NEBELKIND erzählt von Frauen, deren Leben über Generationen hinweg von Traumata und unausgesprochenen Geschichten geprägt sind. Wie hast du persönlich den Zugang zu diesen verborgenen familiären und historischen Ebenen gefunden?
Ich bin mit meinen Eltern Anfang der 1980er Jahre aus Tschechien nach Österreich geflüchtet. Nach dem Fall des Eisernen Vorhangs wurde meiner Mutter das Haus meiner österreichischen Großmutter in Tschechien restituiert – ein Ort, der jahrzehntelang enteignet war und nun Stück für Stück wieder in unsere Familie zurückkehrte. Für mich stellte sich die Frage, was es bedeutet, wenn etwas Vergangenes, Fremdes und doch Eigenes plötzlich wieder Teil der Gegenwart wird. Diese Erfahrung war für mich der Ausgangspunkt von NEBELKIND – und zugleich eine sehr europäische Frage: Wie prägt uns Geschichte, und was davon tragen wir weiter?
In NEBELKIND geht es auch um das Schweigen über Gewalt – besonders über Gewalt gegen Frauen in Kriegs- und Nachkriegskontexten. Wie wichtig war es dir, dieses kollektive Schweigen filmisch zu brechen?

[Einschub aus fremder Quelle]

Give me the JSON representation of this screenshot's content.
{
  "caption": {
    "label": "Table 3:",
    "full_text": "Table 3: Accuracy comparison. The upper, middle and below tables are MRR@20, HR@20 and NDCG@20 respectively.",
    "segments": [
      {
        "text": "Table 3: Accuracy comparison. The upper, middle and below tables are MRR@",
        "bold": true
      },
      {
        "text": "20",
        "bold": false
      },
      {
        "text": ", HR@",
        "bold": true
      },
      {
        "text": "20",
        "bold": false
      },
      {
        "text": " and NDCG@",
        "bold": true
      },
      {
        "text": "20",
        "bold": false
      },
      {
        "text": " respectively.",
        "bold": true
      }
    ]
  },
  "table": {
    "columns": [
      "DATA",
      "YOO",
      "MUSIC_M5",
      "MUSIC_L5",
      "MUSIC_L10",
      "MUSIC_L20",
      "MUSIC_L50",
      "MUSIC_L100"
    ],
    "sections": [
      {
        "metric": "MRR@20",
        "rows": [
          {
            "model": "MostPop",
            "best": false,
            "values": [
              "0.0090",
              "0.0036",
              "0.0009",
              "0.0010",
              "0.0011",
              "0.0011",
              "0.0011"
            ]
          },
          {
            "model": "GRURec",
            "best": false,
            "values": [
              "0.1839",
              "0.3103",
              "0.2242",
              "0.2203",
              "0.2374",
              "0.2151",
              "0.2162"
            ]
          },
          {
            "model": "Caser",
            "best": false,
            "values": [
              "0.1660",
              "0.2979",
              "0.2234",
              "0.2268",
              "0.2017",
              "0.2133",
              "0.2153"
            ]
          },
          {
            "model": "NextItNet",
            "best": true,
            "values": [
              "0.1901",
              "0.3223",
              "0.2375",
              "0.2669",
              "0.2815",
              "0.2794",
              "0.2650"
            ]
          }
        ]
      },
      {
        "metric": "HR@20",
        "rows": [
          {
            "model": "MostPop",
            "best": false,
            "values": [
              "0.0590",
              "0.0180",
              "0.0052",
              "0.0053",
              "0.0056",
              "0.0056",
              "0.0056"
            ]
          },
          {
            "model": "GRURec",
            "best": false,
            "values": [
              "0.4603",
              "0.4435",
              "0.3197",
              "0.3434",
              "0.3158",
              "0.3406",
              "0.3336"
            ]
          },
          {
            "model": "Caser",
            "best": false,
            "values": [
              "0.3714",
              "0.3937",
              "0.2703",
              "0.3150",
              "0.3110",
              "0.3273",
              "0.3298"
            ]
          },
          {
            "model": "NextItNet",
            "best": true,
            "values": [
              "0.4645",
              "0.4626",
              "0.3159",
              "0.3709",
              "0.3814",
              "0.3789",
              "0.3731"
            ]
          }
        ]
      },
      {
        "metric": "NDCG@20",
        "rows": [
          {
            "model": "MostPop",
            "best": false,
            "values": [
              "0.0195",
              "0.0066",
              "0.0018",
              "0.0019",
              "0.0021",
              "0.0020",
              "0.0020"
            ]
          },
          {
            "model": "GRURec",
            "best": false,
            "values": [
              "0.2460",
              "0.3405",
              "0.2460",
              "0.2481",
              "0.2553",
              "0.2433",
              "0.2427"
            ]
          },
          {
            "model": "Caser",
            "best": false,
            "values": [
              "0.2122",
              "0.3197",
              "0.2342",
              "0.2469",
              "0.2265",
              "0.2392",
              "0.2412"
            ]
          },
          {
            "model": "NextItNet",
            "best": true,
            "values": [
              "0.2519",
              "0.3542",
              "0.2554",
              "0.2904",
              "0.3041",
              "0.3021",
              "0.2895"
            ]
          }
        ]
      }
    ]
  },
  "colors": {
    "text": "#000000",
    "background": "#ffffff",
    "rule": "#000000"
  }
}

Das war mir sehr wichtig. Ich wollte bewusst aus der Perspektive von Frauen erzählen – einer Sicht, der wir uns seit Jahrzehnten verwehren. Unsere Vorstellung von „Geschichte“ entsteht meist über Täter, Führer, Soldaten, über Uniformen und Kriege. Dadurch wird Gewalt fast zur Gewohnheit – auch in der Art, wie wir sie erzählen. In NEBELKIND wollte ich das durchbrechen. Die drei Frauenfiguren stehen für jene, die Gewalt überlebt und trotzdem weitergetragen haben – emotional, körperlich, privat. Es geht darum, sichtbar zu machen, dass unsere Gegenwart nicht nur auf den Taten von Männern im Krieg beruht, sondern auf der Überlebensarbeit von Frauen, über die bis heute kaum gesprochen wird.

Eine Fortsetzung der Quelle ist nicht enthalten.